Chapter 2 Submitting Batch Jobs

When running programs that take a very long time to complete, it’s impractical to wait for them to run on your local machine or cluster interactively. Instead, you can submit these programs as batch jobs to a High-Performance Computing (HPC) cluster. This tutorial will guide you through creating and submitting a SLURM job script to run a batch job on an HPC cluster. We will be using the sbatch command to submit the job.
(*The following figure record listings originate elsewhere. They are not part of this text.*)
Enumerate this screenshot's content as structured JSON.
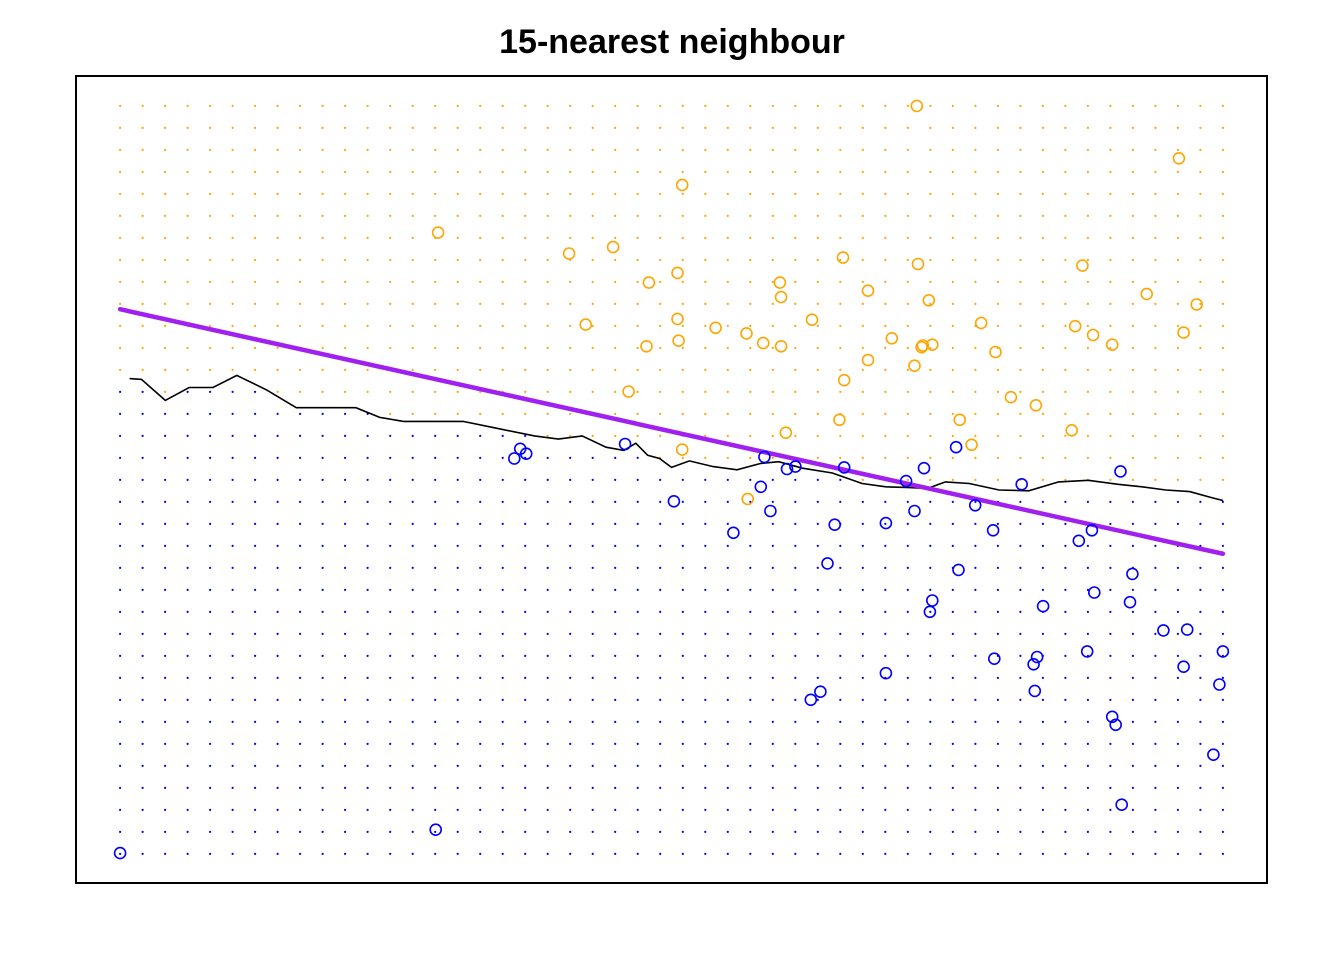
{
  "chart_data": {
    "type": "scatter",
    "title": "15-nearest neighbour",
    "xlabel": "",
    "ylabel": "",
    "xlim": [
      0,
      1
    ],
    "ylim": [
      0,
      1
    ],
    "axes_visible": false,
    "grid": false,
    "legend": "none",
    "colors": {
      "class_orange": "#FFA500",
      "class_blue": "#0000FF",
      "linear_boundary": "#A020F0",
      "knn_boundary": "#000000"
    },
    "background_grid": {
      "description_of_classes": [
        "orange",
        "blue"
      ],
      "nx": 50,
      "ny": 35,
      "x_range": [
        0.037,
        0.963
      ],
      "y_range": [
        0.036,
        0.963
      ]
    },
    "series": [
      {
        "class": "orange",
        "x": [
          0.706,
          0.926,
          0.509,
          0.304,
          0.451,
          0.414,
          0.481,
          0.592,
          0.591,
          0.644,
          0.707,
          0.665,
          0.577,
          0.704,
          0.899,
          0.845,
          0.93,
          0.87,
          0.785,
          0.537,
          0.618,
          0.505,
          0.563,
          0.596,
          0.641,
          0.685,
          0.71,
          0.719,
          0.665,
          0.592,
          0.506,
          0.505,
          0.76,
          0.716,
          0.711,
          0.645,
          0.806,
          0.752,
          0.836,
          0.742,
          0.772,
          0.839,
          0.854,
          0.941,
          0.479,
          0.428,
          0.464,
          0.564,
          0.509
        ],
        "y": [
          0.963,
          0.898,
          0.865,
          0.806,
          0.788,
          0.78,
          0.744,
          0.726,
          0.744,
          0.775,
          0.767,
          0.734,
          0.669,
          0.641,
          0.73,
          0.765,
          0.682,
          0.667,
          0.602,
          0.688,
          0.698,
          0.756,
          0.681,
          0.558,
          0.574,
          0.675,
          0.664,
          0.667,
          0.648,
          0.665,
          0.672,
          0.699,
          0.694,
          0.722,
          0.666,
          0.623,
          0.592,
          0.543,
          0.561,
          0.574,
          0.658,
          0.69,
          0.679,
          0.717,
          0.665,
          0.692,
          0.609,
          0.476,
          0.537
        ]
      },
      {
        "class": "blue",
        "x": [
          0.037,
          0.302,
          0.368,
          0.373,
          0.378,
          0.461,
          0.502,
          0.552,
          0.583,
          0.604,
          0.597,
          0.631,
          0.68,
          0.637,
          0.575,
          0.578,
          0.645,
          0.697,
          0.712,
          0.704,
          0.741,
          0.771,
          0.719,
          0.717,
          0.617,
          0.625,
          0.68,
          0.812,
          0.807,
          0.805,
          0.804,
          0.849,
          0.87,
          0.873,
          0.878,
          0.913,
          0.96,
          0.955,
          0.93,
          0.885,
          0.887,
          0.933,
          0.963,
          0.855,
          0.842,
          0.77,
          0.755,
          0.739,
          0.794,
          0.853,
          0.877
        ],
        "y": [
          0.037,
          0.066,
          0.526,
          0.538,
          0.532,
          0.544,
          0.473,
          0.434,
          0.461,
          0.516,
          0.513,
          0.396,
          0.446,
          0.444,
          0.491,
          0.528,
          0.515,
          0.498,
          0.514,
          0.461,
          0.388,
          0.278,
          0.35,
          0.336,
          0.227,
          0.237,
          0.26,
          0.343,
          0.28,
          0.238,
          0.271,
          0.287,
          0.206,
          0.196,
          0.097,
          0.313,
          0.246,
          0.159,
          0.268,
          0.348,
          0.383,
          0.314,
          0.287,
          0.36,
          0.424,
          0.437,
          0.468,
          0.54,
          0.494,
          0.437,
          0.51
        ]
      }
    ],
    "linear_boundary": {
      "x": [
        0.037,
        0.963
      ],
      "y": [
        0.711,
        0.408
      ]
    },
    "knn_boundary": {
      "x": [
        0.045,
        0.055,
        0.075,
        0.095,
        0.115,
        0.135,
        0.16,
        0.185,
        0.21,
        0.235,
        0.255,
        0.275,
        0.3,
        0.325,
        0.355,
        0.385,
        0.405,
        0.425,
        0.445,
        0.46,
        0.47,
        0.48,
        0.49,
        0.5,
        0.515,
        0.535,
        0.555,
        0.575,
        0.59,
        0.61,
        0.635,
        0.66,
        0.68,
        0.7,
        0.715,
        0.73,
        0.75,
        0.775,
        0.8,
        0.825,
        0.85,
        0.875,
        0.895,
        0.915,
        0.935,
        0.955,
        0.963
      ],
      "y": [
        0.625,
        0.624,
        0.598,
        0.614,
        0.614,
        0.629,
        0.611,
        0.589,
        0.589,
        0.589,
        0.577,
        0.572,
        0.572,
        0.572,
        0.563,
        0.554,
        0.55,
        0.554,
        0.54,
        0.536,
        0.545,
        0.53,
        0.526,
        0.515,
        0.523,
        0.516,
        0.512,
        0.52,
        0.522,
        0.514,
        0.508,
        0.495,
        0.491,
        0.49,
        0.489,
        0.497,
        0.495,
        0.487,
        0.486,
        0.497,
        0.499,
        0.494,
        0.491,
        0.487,
        0.485,
        0.477,
        0.474
      ]
    }
  }
}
  1. Create a SLURM Job Script:

A SLURM job script is a Bash script that contains directives for the SLURM workload manager. These directives specify resources such as the number of nodes, CPU cores, memory, job duration, and more. Below is a sample SLURM job script:

YourFileName.slurm:

#!/bin/bash
#SBATCH -N 3 # Requests 3 node for the job
#SBATCH -c 24 # Requests 24 CPU core
#SBATCH --mem-per-cpu=128G # Allocates 128 GB of memory per CPU core
#SBATCH --time=0-00:15:00 # 15 minutes
#SBATCH --output=my.stdout  # Directs the standard output to a file named "my.stdout"
#SBATCH --error=my.stderr # Directs the standard error to a file named "my.stderr"
#SBATCH --mail-user=abac123@case.edu # Specifies the email address to receive job notifications.
#SBATCH --mail-type=ALL # Sends email notifications for all events (job start, end, fail, etc.)
#SBATCH --job-name="just_a_test" # Names the job "just_a_test"

# Put commands for executing job below this line
# example:
module load Python 
python --version
  1. Save the Job Script:

Save the script with a .slurm extension. For example, save it as YourFileName.slurm.

  1. Access the HPC Cluster:

Connect to the HPC cluster using cluster/_pioneer Shell Access.

  1. Navigate to the Directory Containing Your SLURM Script:

Use the cd command to navigate to the directory where you saved YourFileName.slurm.

  1. Submit the SLURM Job Script:

Use the sbatch command to submit your job script to the SLURM scheduler:

sbatch YourFileName.slurm
  1. Monitor the Job: You can check the progress of the job in the Job/Active Jobs section.

  2. Check Job Output:

Once the job completes, check the output file (my.stdout in this example) for the results of your job. If the job failed, you can check the my.stderr file for the reason.